Grief-stricken and exhausted, Kevin Rivera's family said little about Rivera or his death. "I can't believe it," said Rivera's mother, Maria Figueroa.
One of six siblings, Rivera could be polite and soft-spoken at home, even as he became increasingly embroiled in neighborhood gang conflicts and faced juvenile court charges. Last year, he was shot in the leg, and he was briefly detained in the Cook County Juvenile Temporary Detention Center and placed on juvenile court probation for carrying an unloaded gun in the neighborhood, according to interviews with relatives.
His younger sister Yajaira Rivera last year was profiled in a Tribune investigation about elementary students who missed months of school each year. Rivera also missed weeks of school each year at Nobel Elementary School, where he earned an A in 7th grade art class but failed basic courses and had run-ins with teachers and staff, school records and interviews show.
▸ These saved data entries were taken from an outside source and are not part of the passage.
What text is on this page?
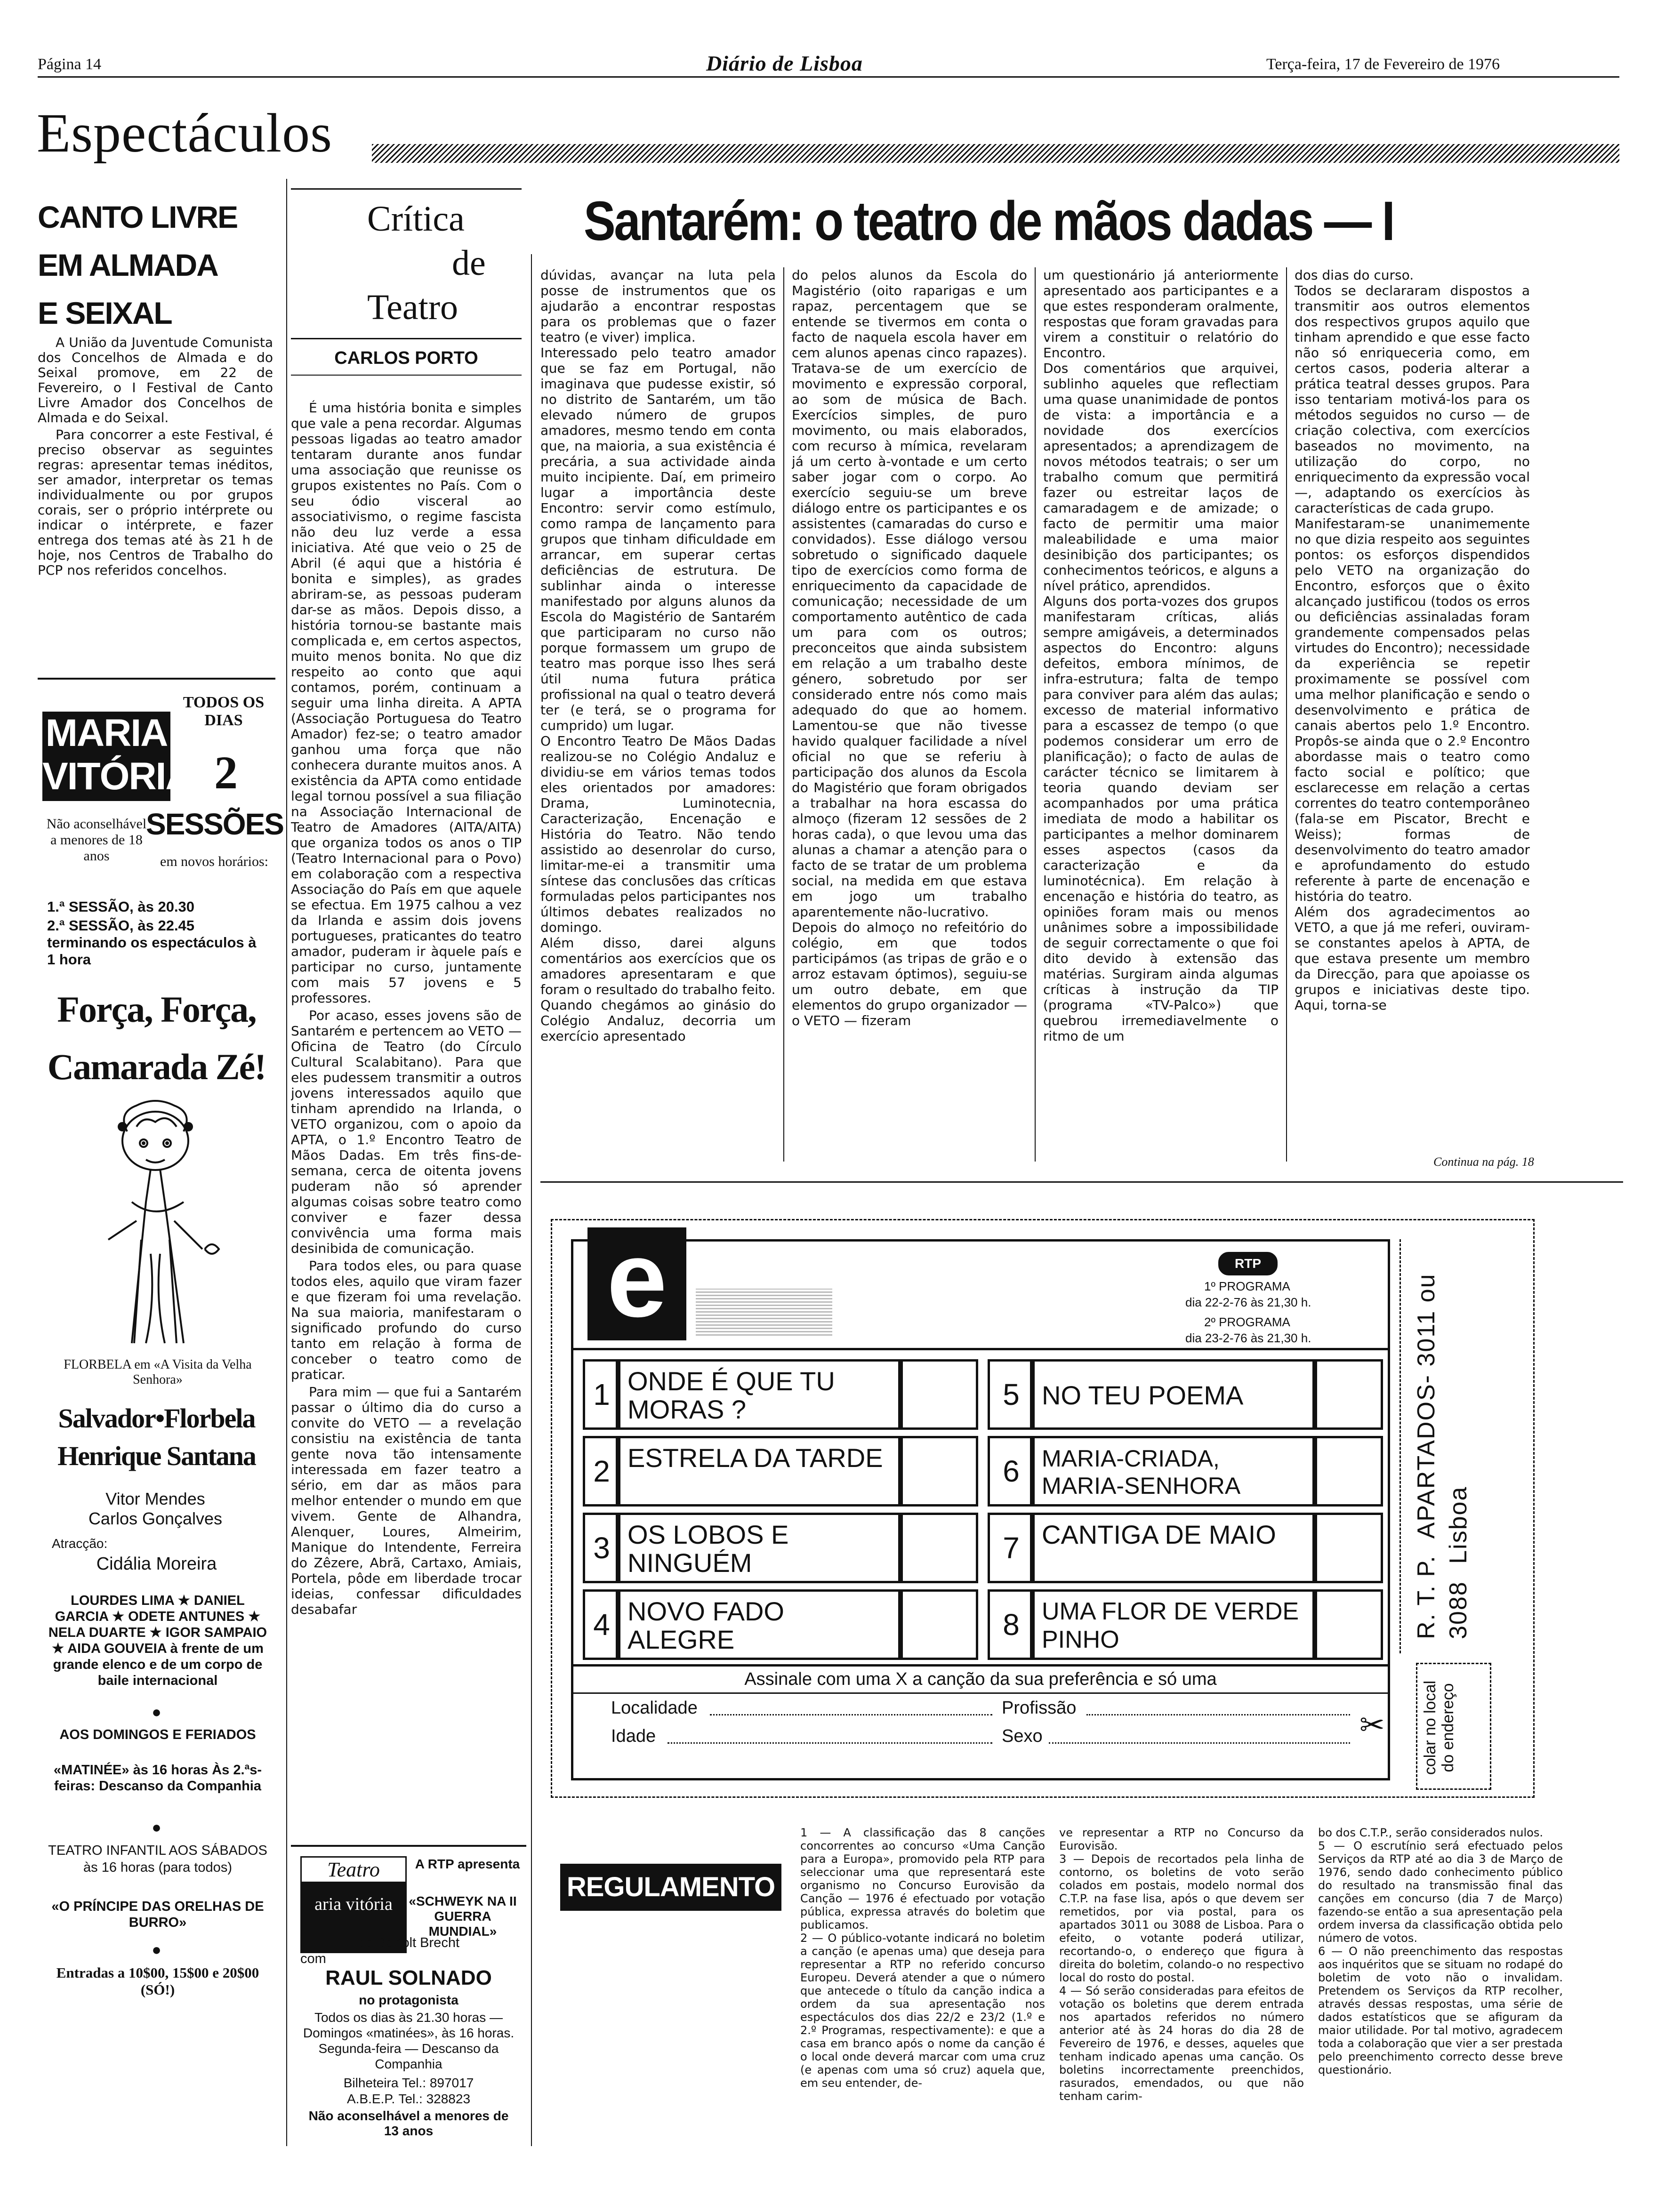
Página 14	Diário de Lisboa	Terça-feira, 17 de Fevereiro de 1976
Espectáculos
CANTO LIVRE
EM ALMADA
E SEIXAL

A União da Juventude Comunista dos Concelhos de Almada e do Seixal promove, em 22 de Fevereiro, o I Festival de Canto Livre Amador dos Concelhos de Almada e do Seixal.

Para concorrer a este Festival, é preciso observar as seguintes regras: apresentar temas inéditos, ser amador, interpretar os temas individualmente ou por grupos corais, ser o próprio intérprete ou indicar o intérprete, e fazer entrega dos temas até às 21 h de hoje, nos Centros de Trabalho do PCP nos referidos concelhos.

MARIA
VITÓRIA
TODOS OS DIAS
2
SESSÕES
Não aconselhável a menores de 18 anos	em novos horários:
1.ª SESSÃO, às 20.30
2.ª SESSÃO, às 22.45 terminando os espectáculos à 1 hora
Força, Força,
Camarada Zé!
FLORBELA em «A Visita da Velha Senhora»
Salvador•Florbela
Henrique Santana
Vitor Mendes Carlos Gonçalves
Atracção:
Cidália Moreira
LOURDES LIMA ★ DANIEL GARCIA ★ ODETE ANTUNES ★ NELA DUARTE ★ IGOR SAMPAIO ★ AIDA GOUVEIA à frente de um grande elenco e de um corpo de baile internacional
●
AOS DOMINGOS E FERIADOS
«MATINÉE» às 16 horas Às 2.ªs-feiras: Descanso da Companhia
●
TEATRO INFANTIL AOS SÁBADOS às 16 horas (para todos)
«O PRÍNCIPE DAS ORELHAS DE BURRO»
●
Entradas a 10$00, 15$00 e 20$00 (SÓ!)
Crítica
de
Teatro
CARLOS PORTO

É uma história bonita e simples que vale a pena recordar. Algumas pessoas ligadas ao teatro amador tentaram durante anos fundar uma associação que reunisse os grupos existentes no País. Com o seu ódio visceral ao associativismo, o regime fascista não deu luz verde a essa iniciativa. Até que veio o 25 de Abril (é aqui que a história é bonita e simples), as grades abriram-se, as pessoas puderam dar-se as mãos. Depois disso, a história tornou-se bastante mais complicada e, em certos aspectos, muito menos bonita. No que diz respeito ao conto que aqui contamos, porém, continuam a seguir uma linha direita. A APTA (Associação Portuguesa do Teatro Amador) fez-se; o teatro amador ganhou uma força que não conhecera durante muitos anos. A existência da APTA como entidade legal tornou possível a sua filiação na Associação Internacional de Teatro de Amadores (AITA/AITA) que organiza todos os anos o TIP (Teatro Internacional para o Povo) em colaboração com a respectiva Associação do País em que aquele se efectua. Em 1975 calhou a vez da Irlanda e assim dois jovens portugueses, praticantes do teatro amador, puderam ir àquele país e participar no curso, juntamente com mais 57 jovens e 5 professores.

Por acaso, esses jovens são de Santarém e pertencem ao VETO — Oficina de Teatro (do Círculo Cultural Scalabitano). Para que eles pudessem transmitir a outros jovens interessados aquilo que tinham aprendido na Irlanda, o VETO organizou, com o apoio da APTA, o 1.º Encontro Teatro de Mãos Dadas. Em três fins-de-semana, cerca de oitenta jovens puderam não só aprender algumas coisas sobre teatro como conviver e fazer dessa convivência uma forma mais desinibida de comunicação.

Para todos eles, ou para quase todos eles, aquilo que viram fazer e que fizeram foi uma revelação. Na sua maioria, manifestaram o significado profundo do curso tanto em relação à forma de conceber o teatro como de praticar.

Para mim — que fui a Santarém passar o último dia do curso a convite do VETO — a revelação consistiu na existência de tanta gente nova tão intensamente interessada em fazer teatro a sério, em dar as mãos para melhor entender o mundo em que vivem. Gente de Alhandra, Alenquer, Loures, Almeirim, Manique do Intendente, Ferreira do Zêzere, Abrã, Cartaxo, Amiais, Portela, pôde em liberdade trocar ideias, confessar dificuldades desabafar

Teatro
aria vitória
A RTP apresenta
«SCHWEYK NA II GUERRA MUNDIAL»
de Bertolt Brecht
com
RAUL SOLNADO
no protagonista
Todos os dias às 21.30 horas — Domingos «matinées», às 16 horas. Segunda-feira — Descanso da Companhia
Bilheteira Tel.: 897017
A.B.E.P. Tel.: 328823
Não aconselhável a menores de 13 anos
Santarém: o teatro de mãos dadas — I
dúvidas, avançar na luta pela posse de instrumentos que os ajudarão a encontrar respostas para os problemas que o fazer teatro (e viver) implica.
Interessado pelo teatro amador que se faz em Portugal, não imaginava que pudesse existir, só no distrito de Santarém, um tão elevado número de grupos amadores, mesmo tendo em conta que, na maioria, a sua existência é precária, a sua actividade ainda muito incipiente. Daí, em primeiro lugar a importância deste Encontro: servir como estímulo, como rampa de lançamento para grupos que tinham dificuldade em arrancar, em superar certas deficiências de estrutura. De sublinhar ainda o interesse manifestado por alguns alunos da Escola do Magistério de Santarém que participaram no curso não porque formassem um grupo de teatro mas porque isso lhes será útil numa futura prática profissional na qual o teatro deverá ter (e terá, se o programa for cumprido) um lugar.
O Encontro Teatro De Mãos Dadas realizou-se no Colégio Andaluz e dividiu-se em vários temas todos eles orientados por amadores: Drama, Luminotecnia, Caracterização, Encenação e História do Teatro. Não tendo assistido ao desenrolar do curso, limitar-me-ei a transmitir uma síntese das conclusões das críticas formuladas pelos participantes nos últimos debates realizados no domingo.
Além disso, darei alguns comentários aos exercícios que os amadores apresentaram e que foram o resultado do trabalho feito.
Quando chegámos ao ginásio do Colégio Andaluz, decorria um exercício apresentado
do pelos alunos da Escola do Magistério (oito raparigas e um rapaz, percentagem que se entende se tivermos em conta o facto de naquela escola haver em cem alunos apenas cinco rapazes). Tratava-se de um exercício de movimento e expressão corporal, ao som de música de Bach. Exercícios simples, de puro movimento, ou mais elaborados, com recurso à mímica, revelaram já um certo à-vontade e um certo saber jogar com o corpo. Ao exercício seguiu-se um breve diálogo entre os participantes e os assistentes (camaradas do curso e convidados). Esse diálogo versou sobretudo o significado daquele tipo de exercícios como forma de enriquecimento da capacidade de comunicação; necessidade de um comportamento autêntico de cada um para com os outros; preconceitos que ainda subsistem em relação a um trabalho deste género, sobretudo por ser considerado entre nós como mais adequado do que ao homem. Lamentou-se que não tivesse havido qualquer facilidade a nível oficial no que se referiu à participação dos alunos da Escola do Magistério que foram obrigados a trabalhar na hora escassa do almoço (fizeram 12 sessões de 2 horas cada), o que levou uma das alunas a chamar a atenção para o facto de se tratar de um problema social, na medida em que estava em jogo um trabalho aparentemente não-lucrativo.
Depois do almoço no refeitório do colégio, em que todos participámos (as tripas de grão e o arroz estavam óptimos), seguiu-se um outro debate, em que elementos do grupo organizador — o VETO — fizeram
um questionário já anteriormente apresentado aos participantes e a que estes responderam oralmente, respostas que foram gravadas para virem a constituir o relatório do Encontro.
Dos comentários que arquivei, sublinho aqueles que reflectiam uma quase unanimidade de pontos de vista: a importância e a novidade dos exercícios apresentados; a aprendizagem de novos métodos teatrais; o ser um trabalho comum que permitirá fazer ou estreitar laços de camaradagem e de amizade; o facto de permitir uma maior maleabilidade e uma maior desinibição dos participantes; os conhecimentos teóricos, e alguns a nível prático, aprendidos.
Alguns dos porta-vozes dos grupos manifestaram críticas, aliás sempre amigáveis, a determinados aspectos do Encontro: alguns defeitos, embora mínimos, de infra-estrutura; falta de tempo para conviver para além das aulas; excesso de material informativo para a escassez de tempo (o que podemos considerar um erro de planificação); o facto de aulas de carácter técnico se limitarem à teoria quando deviam ser acompanhados por uma prática imediata de modo a habilitar os participantes a melhor dominarem esses aspectos (casos da caracterização e da luminotécnica). Em relação à encenação e história do teatro, as opiniões foram mais ou menos unânimes sobre a impossibilidade de seguir correctamente o que foi dito devido à extensão das matérias. Surgiram ainda algumas críticas à instrução da TIP (programa «TV-Palco») que quebrou irremediavelmente o ritmo de um
dos dias do curso.
Todos se declararam dispostos a transmitir aos outros elementos dos respectivos grupos aquilo que tinham aprendido e que esse facto não só enriqueceria como, em certos casos, poderia alterar a prática teatral desses grupos. Para isso tentariam motivá-los para os métodos seguidos no curso — de criação colectiva, com exercícios baseados no movimento, na utilização do corpo, no enriquecimento da expressão vocal —, adaptando os exercícios às características de cada grupo.
Manifestaram-se unanimemente no que dizia respeito aos seguintes pontos: os esforços dispendidos pelo VETO na organização do Encontro, esforços que o êxito alcançado justificou (todos os erros ou deficiências assinaladas foram grandemente compensados pelas virtudes do Encontro); necessidade da experiência se repetir proximamente se possível com uma melhor planificação e sendo o desenvolvimento e prática de canais abertos pelo 1.º Encontro. Propôs-se ainda que o 2.º Encontro abordasse mais o teatro como facto social e político; que esclarecesse em relação a certas correntes do teatro contemporâneo (fala-se em Piscator, Brecht e Weiss); formas de desenvolvimento do teatro amador e aprofundamento do estudo referente à parte de encenação e história do teatro.
Além dos agradecimentos ao VETO, a que já me referi, ouviram-se constantes apelos à APTA, de que estava presente um membro da Direcção, para que apoiasse os grupos e iniciativas deste tipo. Aqui, torna-se
Continua na pág. 18
e	RTP
1º PROGRAMA
dia 22-2-76 às 21,30 h.
2º PROGRAMA
dia 23-2-76 às 21,30 h.
1 ONDE É QUE TU MORAS ?
2 ESTRELA DA TARDE
3 OS LOBOS E NINGUÉM
4 NOVO FADO ALEGRE
5 NO TEU POEMA
6 MARIA-CRIADA, MARIA-SENHORA
7 CANTIGA DE MAIO
8 UMA FLOR DE VERDE PINHO
Assinale com uma X a canção da sua preferência e só uma
Localidade	Profissão
Idade	Sexo	✂
R. T. P. APARTADOS- 3011 ou 3088 Lisboa
colar no local do endereço
REGULAMENTO
1 — A classificação das 8 canções concorrentes ao concurso «Uma Canção para a Europa», promovido pela RTP para seleccionar uma que representará este organismo no Concurso Eurovisão da Canção — 1976 é efectuado por votação pública, expressa através do boletim que publicamos.
2 — O público-votante indicará no boletim a canção (e apenas uma) que deseja para representar a RTP no referido concurso Europeu. Deverá atender a que o número que antecede o título da canção indica a ordem da sua apresentação nos espectáculos dos dias 22/2 e 23/2 (1.º e 2.º Programas, respectivamente): e que a casa em branco após o nome da canção é o local onde deverá marcar com uma cruz (e apenas com uma só cruz) aquela que, em seu entender, de-
ve representar a RTP no Concurso da Eurovisão.
3 — Depois de recortados pela linha de contorno, os boletins de voto serão colados em postais, modelo normal dos C.T.P. na fase lisa, após o que devem ser remetidos, por via postal, para os apartados 3011 ou 3088 de Lisboa. Para o efeito, o votante poderá utilizar, recortando-o, o endereço que figura à direita do boletim, colando-o no respectivo local do rosto do postal.
4 — Só serão consideradas para efeitos de votação os boletins que derem entrada nos apartados referidos no número anterior até às 24 horas do dia 28 de Fevereiro de 1976, e desses, aqueles que tenham indicado apenas uma canção. Os boletins incorrectamente preenchidos, rasurados, emendados, ou que não tenham carim-
bo dos C.T.P., serão considerados nulos.
5 — O escrutínio será efectuado pelos Serviços da RTP até ao dia 3 de Março de 1976, sendo dado conhecimento público do resultado na transmissão final das canções em concurso (dia 7 de Março) fazendo-se então a sua apresentação pela ordem inversa da classificação obtida pelo número de votos.
6 — O não preenchimento das respostas aos inquéritos que se situam no rodapé do boletim de voto não o invalidam. Pretendem os Serviços da RTP recolher, através dessas respostas, uma série de dados estatísticos que se afiguram da maior utilidade. Por tal motivo, agradecem toda a colaboração que vier a ser prestada pelo preenchimento correcto desse breve questionário.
In a brief Tribune interview last year, Rivera said he had tried to register at Orr Academy High School, but left after a couple of days because he didn't feel safe there. "There is a lot of tension," he said.
Social worker Emily Runyan, who lived in the neighborhood and befriended Rivera's family, was recently working to enroll Rivera in the city's One Summer Chicago teen jobs program.
"I don't want to memorialize him because he made some bad choices, but Kevin was a kind, quiet and sensitive kid," Runyan said. "I truly believe he wanted more for his life, but was a victim of many things."
One of the men killed — 24-year-old Antwon Johnson — was shot by police early Sunday in the Lawndale neighborhood after he raised a 9-millimeter handgun in their direction after bailing from a moving car and falling, police said.
His mother disputed that account. "It's not true," said Stacy Liberty. "How could someone have a gun and point it to you if they're already on the ground?"